La circulation risque d’être perturbée à l’heure de pointe matinale sur la colline parlementaire. Les chauffeurs de taxi stationneront leurs véhicules près du bureau du ministre des Transports François Bonnardel, situé au 700, René-Lévesque Est, avant de se rendre manifester à pied à l’Assemblée nationale sur le coup de 10h. 

Même si de nombreuses rencontres ont eu lieu entre le ministre Bonnardel et des représentants de l’industrie du taxi depuis le dépôt du projet de loi le 20 mars, le gouvernement caquiste maintient le cap et souhaite libéraliser totalement l’industrie du transport de personnes.
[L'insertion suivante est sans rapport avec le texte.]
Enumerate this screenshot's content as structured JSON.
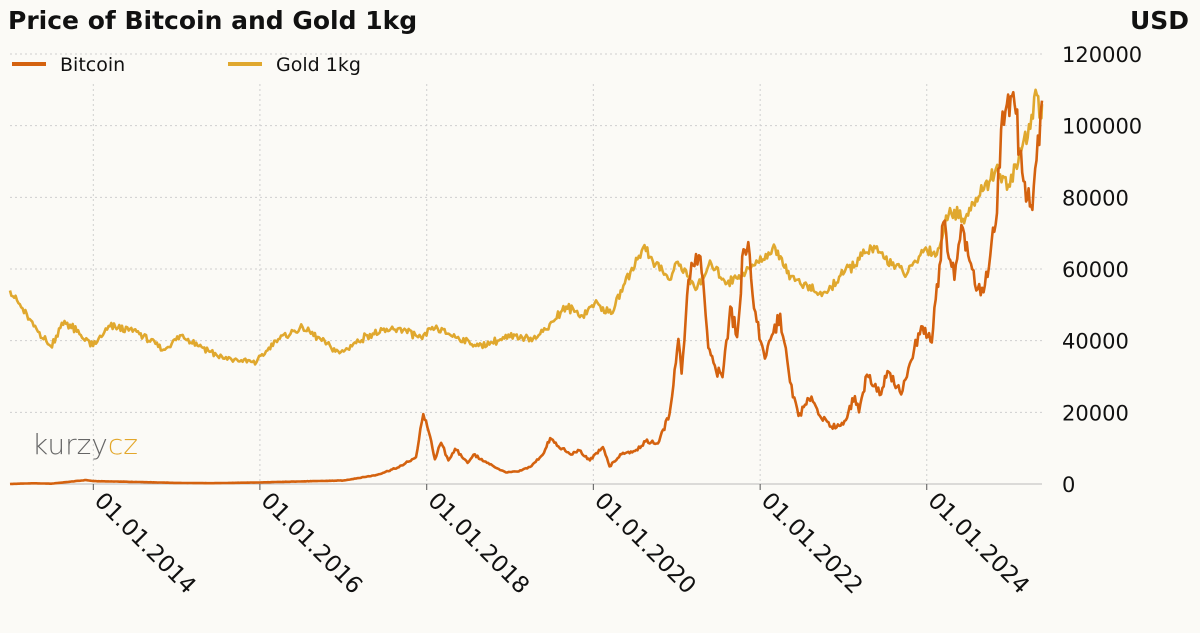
{
  "chart_data": {
    "type": "line",
    "title": "Price of Bitcoin and Gold 1kg",
    "unit_label": "USD",
    "ylim": [
      0,
      120000
    ],
    "yticks": [
      "0",
      "20000",
      "40000",
      "60000",
      "80000",
      "100000",
      "120000"
    ],
    "ytick_values": [
      0,
      20000,
      40000,
      60000,
      80000,
      100000,
      120000
    ],
    "xlim": [
      "2013-01-01",
      "2025-05-20"
    ],
    "xticks": [
      "01.01.2014",
      "01.01.2016",
      "01.01.2018",
      "01.01.2020",
      "01.01.2022",
      "01.01.2024"
    ],
    "xtick_dates": [
      "2014-01-01",
      "2016-01-01",
      "2018-01-01",
      "2020-01-01",
      "2022-01-01",
      "2024-01-01"
    ],
    "grid": true,
    "legend_position": "top-left",
    "series": [
      {
        "name": "Bitcoin",
        "color": "#d4620f",
        "points": [
          [
            "2013-01-01",
            13
          ],
          [
            "2013-04-10",
            200
          ],
          [
            "2013-07-01",
            90
          ],
          [
            "2013-11-30",
            1100
          ],
          [
            "2014-01-01",
            800
          ],
          [
            "2014-06-01",
            620
          ],
          [
            "2015-01-01",
            300
          ],
          [
            "2015-06-01",
            230
          ],
          [
            "2016-01-01",
            430
          ],
          [
            "2016-06-15",
            700
          ],
          [
            "2017-01-01",
            980
          ],
          [
            "2017-05-25",
            2500
          ],
          [
            "2017-09-01",
            4700
          ],
          [
            "2017-11-15",
            7500
          ],
          [
            "2017-12-17",
            19500
          ],
          [
            "2018-01-10",
            14500
          ],
          [
            "2018-02-06",
            6900
          ],
          [
            "2018-03-05",
            11500
          ],
          [
            "2018-04-06",
            6600
          ],
          [
            "2018-05-05",
            9800
          ],
          [
            "2018-06-29",
            5900
          ],
          [
            "2018-07-25",
            8200
          ],
          [
            "2018-09-10",
            6300
          ],
          [
            "2018-11-25",
            3800
          ],
          [
            "2018-12-15",
            3200
          ],
          [
            "2019-02-08",
            3500
          ],
          [
            "2019-04-05",
            5000
          ],
          [
            "2019-05-30",
            8700
          ],
          [
            "2019-06-26",
            12800
          ],
          [
            "2019-08-01",
            10500
          ],
          [
            "2019-09-25",
            8200
          ],
          [
            "2019-10-26",
            9500
          ],
          [
            "2019-12-17",
            6600
          ],
          [
            "2020-02-12",
            10300
          ],
          [
            "2020-03-12",
            4900
          ],
          [
            "2020-05-10",
            8700
          ],
          [
            "2020-07-01",
            9200
          ],
          [
            "2020-08-17",
            11900
          ],
          [
            "2020-10-10",
            11300
          ],
          [
            "2020-11-30",
            19500
          ],
          [
            "2021-01-08",
            40500
          ],
          [
            "2021-01-22",
            30800
          ],
          [
            "2021-02-21",
            57000
          ],
          [
            "2021-03-13",
            61000
          ],
          [
            "2021-04-14",
            63500
          ],
          [
            "2021-05-19",
            38000
          ],
          [
            "2021-06-22",
            31500
          ],
          [
            "2021-07-20",
            29800
          ],
          [
            "2021-08-23",
            49500
          ],
          [
            "2021-09-22",
            41000
          ],
          [
            "2021-10-20",
            65500
          ],
          [
            "2021-11-10",
            67500
          ],
          [
            "2021-12-05",
            49000
          ],
          [
            "2022-01-22",
            35000
          ],
          [
            "2022-03-30",
            47500
          ],
          [
            "2022-05-12",
            28500
          ],
          [
            "2022-06-18",
            19000
          ],
          [
            "2022-08-14",
            24400
          ],
          [
            "2022-09-20",
            19000
          ],
          [
            "2022-11-09",
            16000
          ],
          [
            "2022-12-31",
            16600
          ],
          [
            "2023-02-20",
            24500
          ],
          [
            "2023-03-10",
            20000
          ],
          [
            "2023-04-14",
            30500
          ],
          [
            "2023-06-15",
            25000
          ],
          [
            "2023-07-13",
            31500
          ],
          [
            "2023-09-11",
            25000
          ],
          [
            "2023-10-25",
            34500
          ],
          [
            "2023-12-08",
            44000
          ],
          [
            "2024-01-23",
            39500
          ],
          [
            "2024-03-14",
            73000
          ],
          [
            "2024-05-01",
            57000
          ],
          [
            "2024-06-07",
            71500
          ],
          [
            "2024-08-05",
            54000
          ],
          [
            "2024-09-06",
            53500
          ],
          [
            "2024-10-29",
            72500
          ],
          [
            "2024-11-22",
            99000
          ],
          [
            "2024-12-17",
            106000
          ],
          [
            "2025-01-20",
            106000
          ],
          [
            "2025-02-28",
            84500
          ],
          [
            "2025-04-08",
            76500
          ],
          [
            "2025-05-20",
            107000
          ]
        ]
      },
      {
        "name": "Gold 1kg",
        "color": "#e0a82e",
        "points": [
          [
            "2013-01-01",
            54000
          ],
          [
            "2013-04-15",
            44000
          ],
          [
            "2013-06-28",
            38500
          ],
          [
            "2013-08-28",
            45500
          ],
          [
            "2013-12-31",
            38500
          ],
          [
            "2014-03-15",
            44000
          ],
          [
            "2014-07-10",
            42500
          ],
          [
            "2014-11-05",
            37500
          ],
          [
            "2015-01-22",
            41500
          ],
          [
            "2015-07-24",
            35000
          ],
          [
            "2015-12-17",
            34000
          ],
          [
            "2016-03-10",
            40000
          ],
          [
            "2016-07-06",
            43800
          ],
          [
            "2016-12-15",
            36500
          ],
          [
            "2017-04-15",
            41500
          ],
          [
            "2017-09-08",
            43500
          ],
          [
            "2017-12-12",
            40500
          ],
          [
            "2018-01-25",
            43800
          ],
          [
            "2018-08-16",
            38500
          ],
          [
            "2018-12-31",
            41000
          ],
          [
            "2019-05-01",
            41000
          ],
          [
            "2019-09-04",
            49500
          ],
          [
            "2019-11-15",
            47000
          ],
          [
            "2020-01-07",
            50500
          ],
          [
            "2020-03-19",
            47500
          ],
          [
            "2020-05-18",
            56000
          ],
          [
            "2020-08-06",
            66000
          ],
          [
            "2020-11-30",
            57000
          ],
          [
            "2021-01-05",
            62000
          ],
          [
            "2021-03-30",
            54500
          ],
          [
            "2021-06-01",
            61500
          ],
          [
            "2021-08-09",
            56000
          ],
          [
            "2021-11-16",
            60000
          ],
          [
            "2022-03-08",
            66000
          ],
          [
            "2022-05-16",
            58000
          ],
          [
            "2022-09-28",
            52500
          ],
          [
            "2022-12-31",
            58500
          ],
          [
            "2023-05-04",
            66000
          ],
          [
            "2023-10-05",
            58500
          ],
          [
            "2023-12-28",
            66000
          ],
          [
            "2024-02-14",
            64000
          ],
          [
            "2024-04-12",
            77000
          ],
          [
            "2024-06-07",
            74000
          ],
          [
            "2024-08-21",
            80500
          ],
          [
            "2024-10-30",
            88000
          ],
          [
            "2024-12-30",
            83000
          ],
          [
            "2025-02-24",
            94500
          ],
          [
            "2025-04-10",
            102000
          ],
          [
            "2025-04-22",
            110000
          ],
          [
            "2025-05-15",
            102000
          ],
          [
            "2025-05-20",
            106000
          ]
        ]
      }
    ]
  },
  "watermark": {
    "part1": "kurzy",
    "part2": "cz"
  }
}
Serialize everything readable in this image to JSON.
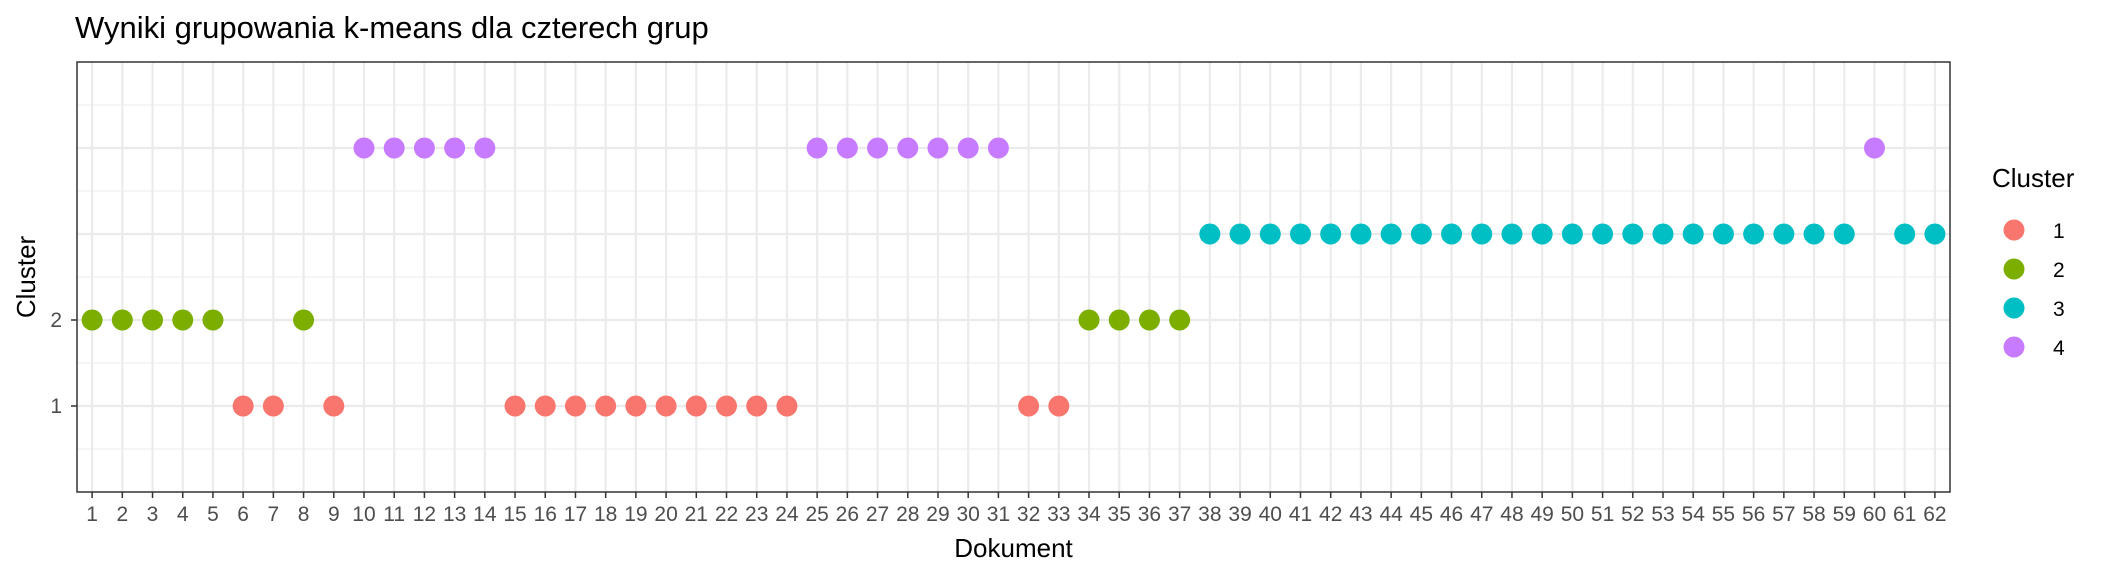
{
  "chart_data": {
    "type": "scatter",
    "title": "Wyniki grupowania k-means dla czterech grup",
    "xlabel": "Dokument",
    "ylabel": "Cluster",
    "x_ticks": [
      "1",
      "2",
      "3",
      "4",
      "5",
      "6",
      "7",
      "8",
      "9",
      "10",
      "11",
      "12",
      "13",
      "14",
      "15",
      "16",
      "17",
      "18",
      "19",
      "20",
      "21",
      "22",
      "23",
      "24",
      "25",
      "26",
      "27",
      "28",
      "29",
      "30",
      "31",
      "32",
      "33",
      "34",
      "35",
      "36",
      "37",
      "38",
      "39",
      "40",
      "41",
      "42",
      "43",
      "44",
      "45",
      "46",
      "47",
      "48",
      "49",
      "50",
      "51",
      "52",
      "53",
      "54",
      "55",
      "56",
      "57",
      "58",
      "59",
      "60",
      "61",
      "62"
    ],
    "y_ticks": [
      "1",
      "2"
    ],
    "xlim": [
      0.5,
      62.5
    ],
    "ylim": [
      0.0,
      5.0
    ],
    "grid": true,
    "legend": {
      "title": "Cluster",
      "position": "right",
      "entries": [
        {
          "label": "1",
          "color": "#F8766D"
        },
        {
          "label": "2",
          "color": "#7CAE00"
        },
        {
          "label": "3",
          "color": "#00BFC4"
        },
        {
          "label": "4",
          "color": "#C77CFF"
        }
      ]
    },
    "x": [
      1,
      2,
      3,
      4,
      5,
      6,
      7,
      8,
      9,
      10,
      11,
      12,
      13,
      14,
      15,
      16,
      17,
      18,
      19,
      20,
      21,
      22,
      23,
      24,
      25,
      26,
      27,
      28,
      29,
      30,
      31,
      32,
      33,
      34,
      35,
      36,
      37,
      38,
      39,
      40,
      41,
      42,
      43,
      44,
      45,
      46,
      47,
      48,
      49,
      50,
      51,
      52,
      53,
      54,
      55,
      56,
      57,
      58,
      59,
      60,
      61,
      62
    ],
    "y": [
      2,
      2,
      2,
      2,
      2,
      1,
      1,
      2,
      1,
      4,
      4,
      4,
      4,
      4,
      1,
      1,
      1,
      1,
      1,
      1,
      1,
      1,
      1,
      1,
      4,
      4,
      4,
      4,
      4,
      4,
      4,
      1,
      1,
      2,
      2,
      2,
      2,
      3,
      3,
      3,
      3,
      3,
      3,
      3,
      3,
      3,
      3,
      3,
      3,
      3,
      3,
      3,
      3,
      3,
      3,
      3,
      3,
      3,
      3,
      4,
      3,
      3
    ]
  }
}
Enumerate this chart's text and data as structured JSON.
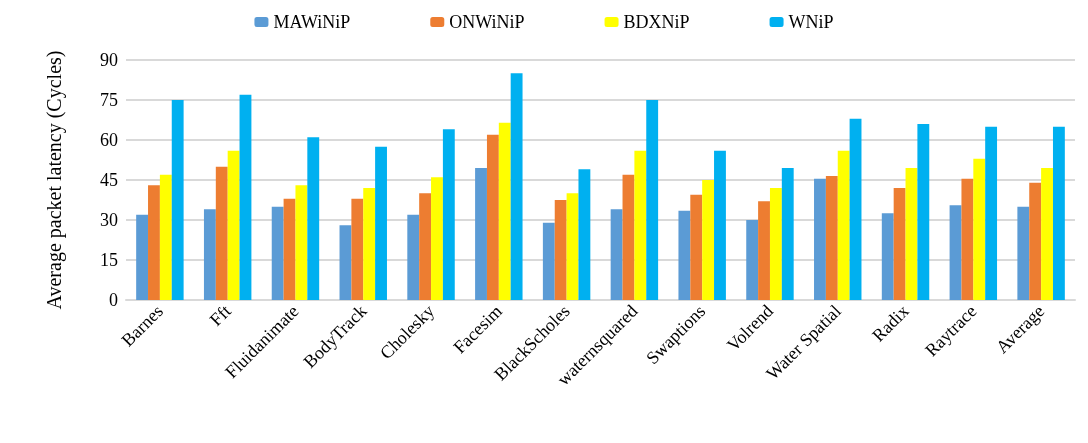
{
  "chart_data": {
    "type": "bar",
    "ylabel": "Average packet latency (Cycles)",
    "categories": [
      "Barnes",
      "Fft",
      "Fluidanimate",
      "BodyTrack",
      "Cholesky",
      "Facesim",
      "BlackScholes",
      "waternsquared",
      "Swaptions",
      "Volrend",
      "Water Spatial",
      "Radix",
      "Raytrace",
      "Average"
    ],
    "series": [
      {
        "name": "MAWiNiP",
        "color": "#5b9bd5",
        "values": [
          32,
          34,
          35,
          28,
          32,
          49.5,
          29,
          34,
          33.5,
          30,
          45.5,
          32.5,
          35.5,
          35
        ]
      },
      {
        "name": "ONWiNiP",
        "color": "#ed7d31",
        "values": [
          43,
          50,
          38,
          38,
          40,
          62,
          37.5,
          47,
          39.5,
          37,
          46.5,
          42,
          45.5,
          44
        ]
      },
      {
        "name": "BDXNiP",
        "color": "#ffff00",
        "values": [
          47,
          56,
          43,
          42,
          46,
          66.5,
          40,
          56,
          45,
          42,
          56,
          49.5,
          53,
          49.5
        ]
      },
      {
        "name": "WNiP",
        "color": "#00b0f0",
        "values": [
          75,
          77,
          61,
          57.5,
          64,
          85,
          49,
          75,
          56,
          49.5,
          68,
          66,
          65,
          65
        ]
      }
    ],
    "ylim": [
      0,
      90
    ],
    "yticks": [
      0,
      15,
      30,
      45,
      60,
      75,
      90
    ],
    "grid": "y",
    "legend": "top"
  }
}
S’il est adopté, le projet de loi 17 aura pour effet de rendre nulle la valeur des permis de taxi actuels. 

Abdallah Homsy, président du Regroupement des intermédiaires du taxi de Québec (RITQ), réclame une compensation pleine et entière de la valeur des permis. «Arrêtez de faire payer le contribuable. Allez chercher cet argent-là chez Uber», lance-t-il en s’adressant au gouvernement.  

M. Homsy indique qu’un «dialogue» s’est ouvert avec le gouvernement depuis lundi, mais «ça ne rassure pas encore la base».